The recent bull market and subsequent bearish trend, unveiled considerable progress. DAOs have helped organise global individuals with a common cause.NFTs have inspired a new wave of enthusiasts towards the ownership of digital property. Ethereum transitioned to proof-of-stake, showing the potential of decentralized development, while Layer 2s made headway towards a scalable blockchain infrastructure. Real world Assets (RWA) uncovered the bridge to non-speculative uses cases.
Simultaneously, there’s no denying that the failings of DeFi and Web3 have surfaced, with decentralization, governance and community theater unraveling. Decentralized apps were touted as immutable protocols, ruled by pre-written smart contracts. However, the reality seems somewhat different. DeFi projects can be influenced, censored, or halted by individuals or teams at their discretion. The notion of ‘God Mode’, where projects can alter the protocol as they please, unveils the illusion of decentralization.
This influence could trickle down to regulators, potentially compelling developers to reveal information or shut down the project altogether. The promise of a feasible infrastructure for the financial future seems shaky. How can institutions entrust trillions of dollars to a system that can be whimsically changed?
Arguably, governance systems within crypto landscapes are also cause for concern. Although users were promised ownership and influence over applications and financial services through possession of native tokens, this appears to be a fallacy. With the vast majority of holders treating these tokens as investment vehicles rather than voting rights, the governance system more resembles an oligarchy than a democracy.
Crypto’s ecosystem exists because of a relatively small group of risk-friendly investors relentlessly searching for the best Annual Percentage Yield (APY). However, the real economic activity seems to be sidelined, pushing the intent towards speculation.
The real question surfaces – why does this facade continue?

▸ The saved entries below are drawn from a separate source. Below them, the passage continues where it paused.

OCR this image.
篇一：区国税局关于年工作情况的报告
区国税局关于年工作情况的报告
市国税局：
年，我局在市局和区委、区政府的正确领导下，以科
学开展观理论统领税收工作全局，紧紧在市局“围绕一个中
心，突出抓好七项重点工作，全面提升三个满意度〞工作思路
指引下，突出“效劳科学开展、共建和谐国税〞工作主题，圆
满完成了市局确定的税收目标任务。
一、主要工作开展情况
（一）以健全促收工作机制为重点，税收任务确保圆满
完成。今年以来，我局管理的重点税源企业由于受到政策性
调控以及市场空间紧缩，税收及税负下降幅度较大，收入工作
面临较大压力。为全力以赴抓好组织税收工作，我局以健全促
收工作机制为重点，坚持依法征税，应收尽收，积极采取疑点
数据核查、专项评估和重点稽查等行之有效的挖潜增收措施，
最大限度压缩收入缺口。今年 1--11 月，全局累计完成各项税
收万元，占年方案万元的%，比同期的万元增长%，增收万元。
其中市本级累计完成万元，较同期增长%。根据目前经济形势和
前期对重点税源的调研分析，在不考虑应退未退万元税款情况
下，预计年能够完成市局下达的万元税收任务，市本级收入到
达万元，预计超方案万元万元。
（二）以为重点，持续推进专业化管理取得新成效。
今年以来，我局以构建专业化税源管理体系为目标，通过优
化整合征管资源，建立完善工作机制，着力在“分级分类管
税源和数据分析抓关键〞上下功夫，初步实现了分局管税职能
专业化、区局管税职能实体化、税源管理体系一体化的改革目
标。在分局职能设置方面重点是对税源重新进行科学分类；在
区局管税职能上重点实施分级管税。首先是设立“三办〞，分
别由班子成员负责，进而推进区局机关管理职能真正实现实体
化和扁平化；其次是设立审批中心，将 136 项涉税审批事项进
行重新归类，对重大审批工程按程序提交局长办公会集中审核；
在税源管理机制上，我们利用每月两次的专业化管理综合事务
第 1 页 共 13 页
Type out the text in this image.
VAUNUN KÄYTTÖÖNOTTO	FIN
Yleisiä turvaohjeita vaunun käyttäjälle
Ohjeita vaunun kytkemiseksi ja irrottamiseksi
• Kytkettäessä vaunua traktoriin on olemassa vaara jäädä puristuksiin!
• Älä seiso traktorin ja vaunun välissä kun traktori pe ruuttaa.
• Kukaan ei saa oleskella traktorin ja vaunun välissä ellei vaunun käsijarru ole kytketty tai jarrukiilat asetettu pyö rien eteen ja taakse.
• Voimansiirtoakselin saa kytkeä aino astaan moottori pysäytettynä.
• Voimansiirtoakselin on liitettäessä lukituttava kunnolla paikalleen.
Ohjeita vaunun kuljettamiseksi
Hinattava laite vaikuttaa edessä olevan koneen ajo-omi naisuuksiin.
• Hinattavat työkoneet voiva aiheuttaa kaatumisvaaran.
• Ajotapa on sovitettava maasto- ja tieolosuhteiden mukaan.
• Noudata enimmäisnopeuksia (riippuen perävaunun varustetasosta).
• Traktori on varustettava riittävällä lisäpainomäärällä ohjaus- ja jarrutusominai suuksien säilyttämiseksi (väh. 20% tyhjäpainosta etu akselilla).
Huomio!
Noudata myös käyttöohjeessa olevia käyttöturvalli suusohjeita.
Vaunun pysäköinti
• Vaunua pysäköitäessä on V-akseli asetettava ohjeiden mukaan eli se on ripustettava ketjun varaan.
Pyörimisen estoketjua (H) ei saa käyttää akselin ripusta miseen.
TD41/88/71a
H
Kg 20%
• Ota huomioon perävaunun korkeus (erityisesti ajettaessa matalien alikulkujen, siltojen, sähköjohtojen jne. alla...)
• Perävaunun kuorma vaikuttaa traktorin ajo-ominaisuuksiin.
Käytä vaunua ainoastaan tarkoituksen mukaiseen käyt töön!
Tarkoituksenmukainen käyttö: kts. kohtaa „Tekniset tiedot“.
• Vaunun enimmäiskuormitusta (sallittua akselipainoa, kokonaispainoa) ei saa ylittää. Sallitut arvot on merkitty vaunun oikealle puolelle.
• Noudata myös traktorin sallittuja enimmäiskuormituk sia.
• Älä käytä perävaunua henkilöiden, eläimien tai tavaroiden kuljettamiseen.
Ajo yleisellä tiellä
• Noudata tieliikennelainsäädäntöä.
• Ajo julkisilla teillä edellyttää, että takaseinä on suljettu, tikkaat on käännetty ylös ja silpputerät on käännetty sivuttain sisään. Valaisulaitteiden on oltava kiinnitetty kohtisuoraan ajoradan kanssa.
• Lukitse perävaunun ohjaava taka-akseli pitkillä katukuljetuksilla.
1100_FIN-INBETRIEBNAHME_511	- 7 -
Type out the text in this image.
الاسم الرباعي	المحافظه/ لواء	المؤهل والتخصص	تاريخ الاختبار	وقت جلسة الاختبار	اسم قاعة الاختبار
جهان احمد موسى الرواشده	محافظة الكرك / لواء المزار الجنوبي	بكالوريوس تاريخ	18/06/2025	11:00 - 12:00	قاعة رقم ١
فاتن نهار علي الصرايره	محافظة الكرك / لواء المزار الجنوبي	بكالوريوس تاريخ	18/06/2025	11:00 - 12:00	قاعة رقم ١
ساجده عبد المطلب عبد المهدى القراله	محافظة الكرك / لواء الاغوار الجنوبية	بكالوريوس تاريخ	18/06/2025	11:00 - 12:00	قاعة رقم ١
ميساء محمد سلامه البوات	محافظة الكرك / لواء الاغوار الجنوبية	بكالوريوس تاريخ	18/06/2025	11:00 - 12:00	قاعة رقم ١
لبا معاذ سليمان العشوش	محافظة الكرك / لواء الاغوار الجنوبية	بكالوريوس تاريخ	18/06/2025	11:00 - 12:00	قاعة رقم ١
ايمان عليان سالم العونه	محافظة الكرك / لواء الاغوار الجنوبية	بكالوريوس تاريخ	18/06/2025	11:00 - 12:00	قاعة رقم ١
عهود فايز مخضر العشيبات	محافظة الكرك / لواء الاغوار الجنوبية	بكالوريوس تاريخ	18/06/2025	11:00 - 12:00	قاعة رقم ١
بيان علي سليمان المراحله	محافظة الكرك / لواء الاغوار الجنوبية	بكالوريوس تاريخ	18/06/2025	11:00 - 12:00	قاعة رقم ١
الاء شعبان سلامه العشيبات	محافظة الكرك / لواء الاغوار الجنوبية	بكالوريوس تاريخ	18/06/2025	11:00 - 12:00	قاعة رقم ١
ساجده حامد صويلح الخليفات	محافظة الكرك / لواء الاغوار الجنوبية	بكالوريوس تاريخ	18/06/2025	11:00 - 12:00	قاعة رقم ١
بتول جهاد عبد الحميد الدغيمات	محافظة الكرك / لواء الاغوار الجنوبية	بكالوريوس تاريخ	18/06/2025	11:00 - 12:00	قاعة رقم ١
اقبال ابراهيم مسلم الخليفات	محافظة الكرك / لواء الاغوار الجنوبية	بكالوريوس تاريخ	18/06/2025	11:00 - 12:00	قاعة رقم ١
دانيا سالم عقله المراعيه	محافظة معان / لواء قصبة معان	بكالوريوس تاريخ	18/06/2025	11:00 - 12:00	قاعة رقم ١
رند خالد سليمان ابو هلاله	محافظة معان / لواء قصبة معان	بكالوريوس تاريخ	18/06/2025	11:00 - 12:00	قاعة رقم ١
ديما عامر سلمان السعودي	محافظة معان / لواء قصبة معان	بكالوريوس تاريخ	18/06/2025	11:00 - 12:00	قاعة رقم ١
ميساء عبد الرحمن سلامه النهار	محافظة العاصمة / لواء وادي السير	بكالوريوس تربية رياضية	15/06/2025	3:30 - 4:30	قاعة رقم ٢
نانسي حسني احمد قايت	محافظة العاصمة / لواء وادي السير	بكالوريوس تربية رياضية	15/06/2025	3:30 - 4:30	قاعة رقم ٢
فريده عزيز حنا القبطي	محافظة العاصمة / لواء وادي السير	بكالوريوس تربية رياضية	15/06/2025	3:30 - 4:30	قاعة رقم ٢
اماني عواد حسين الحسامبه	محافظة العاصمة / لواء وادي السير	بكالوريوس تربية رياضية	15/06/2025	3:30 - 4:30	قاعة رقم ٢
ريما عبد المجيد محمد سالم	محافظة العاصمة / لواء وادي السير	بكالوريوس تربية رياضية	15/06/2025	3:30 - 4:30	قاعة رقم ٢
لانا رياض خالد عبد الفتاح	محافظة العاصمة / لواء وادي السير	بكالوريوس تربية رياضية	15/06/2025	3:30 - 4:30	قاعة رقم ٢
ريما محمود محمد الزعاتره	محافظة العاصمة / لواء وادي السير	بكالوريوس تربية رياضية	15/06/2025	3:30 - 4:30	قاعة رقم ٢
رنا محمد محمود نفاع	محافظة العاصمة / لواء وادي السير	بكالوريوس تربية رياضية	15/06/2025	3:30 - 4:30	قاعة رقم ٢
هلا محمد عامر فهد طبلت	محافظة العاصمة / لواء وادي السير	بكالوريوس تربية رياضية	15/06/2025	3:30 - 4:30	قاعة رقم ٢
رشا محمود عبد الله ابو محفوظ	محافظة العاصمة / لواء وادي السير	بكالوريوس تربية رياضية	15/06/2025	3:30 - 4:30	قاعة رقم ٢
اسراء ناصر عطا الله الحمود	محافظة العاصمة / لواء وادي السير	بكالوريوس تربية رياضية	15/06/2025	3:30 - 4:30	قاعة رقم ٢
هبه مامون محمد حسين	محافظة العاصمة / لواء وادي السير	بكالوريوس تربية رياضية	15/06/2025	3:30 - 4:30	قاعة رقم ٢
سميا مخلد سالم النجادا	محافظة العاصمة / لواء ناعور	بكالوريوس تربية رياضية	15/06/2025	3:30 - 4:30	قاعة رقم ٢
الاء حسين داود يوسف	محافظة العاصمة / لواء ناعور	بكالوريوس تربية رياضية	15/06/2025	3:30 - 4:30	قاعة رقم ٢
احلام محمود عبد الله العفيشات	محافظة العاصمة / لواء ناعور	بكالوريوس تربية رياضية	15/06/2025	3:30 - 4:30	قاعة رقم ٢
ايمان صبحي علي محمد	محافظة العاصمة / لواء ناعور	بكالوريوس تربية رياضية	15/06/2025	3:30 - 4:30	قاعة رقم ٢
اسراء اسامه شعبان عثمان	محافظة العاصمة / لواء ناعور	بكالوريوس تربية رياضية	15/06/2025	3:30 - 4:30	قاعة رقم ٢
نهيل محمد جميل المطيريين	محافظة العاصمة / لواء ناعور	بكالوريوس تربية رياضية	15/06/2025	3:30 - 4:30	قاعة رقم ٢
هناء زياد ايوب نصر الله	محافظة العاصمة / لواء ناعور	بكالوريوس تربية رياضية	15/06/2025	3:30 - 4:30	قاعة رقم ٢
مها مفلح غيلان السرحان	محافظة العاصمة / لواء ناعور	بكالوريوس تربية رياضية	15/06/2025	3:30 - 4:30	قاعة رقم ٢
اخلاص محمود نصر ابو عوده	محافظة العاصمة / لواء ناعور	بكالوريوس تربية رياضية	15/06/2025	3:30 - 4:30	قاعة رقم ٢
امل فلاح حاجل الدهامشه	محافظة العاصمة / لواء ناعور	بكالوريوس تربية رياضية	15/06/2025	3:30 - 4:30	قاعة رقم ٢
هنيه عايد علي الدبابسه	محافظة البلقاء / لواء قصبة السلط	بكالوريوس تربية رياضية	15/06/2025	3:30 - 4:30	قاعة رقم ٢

Is it due to hostile regulations or perhaps the thrill of innovating towards a better future? The lack of clarity from the top regulatory agency about violation of U.S. laws might be prompting protocol teams to resort to these facades.
Belief in what crypto aims to achieve might still ignite the will to change the world and build things that need to exist. Speculation and liquidity encourage mass adoption and field testing of projects. A transition to a genuine decentralised future seems more important than the fake decentralisation we are witnessing.
A connection to everyday people where DeFi is used freely looks promising. Already, in Argentina and other emerging markets DeFi is being used to hold and earn yield on stablecoins. Building for artists, users of traditional banking, and individuals seeking financial freedom should be the focus rather than satisfying the requirements of regulators.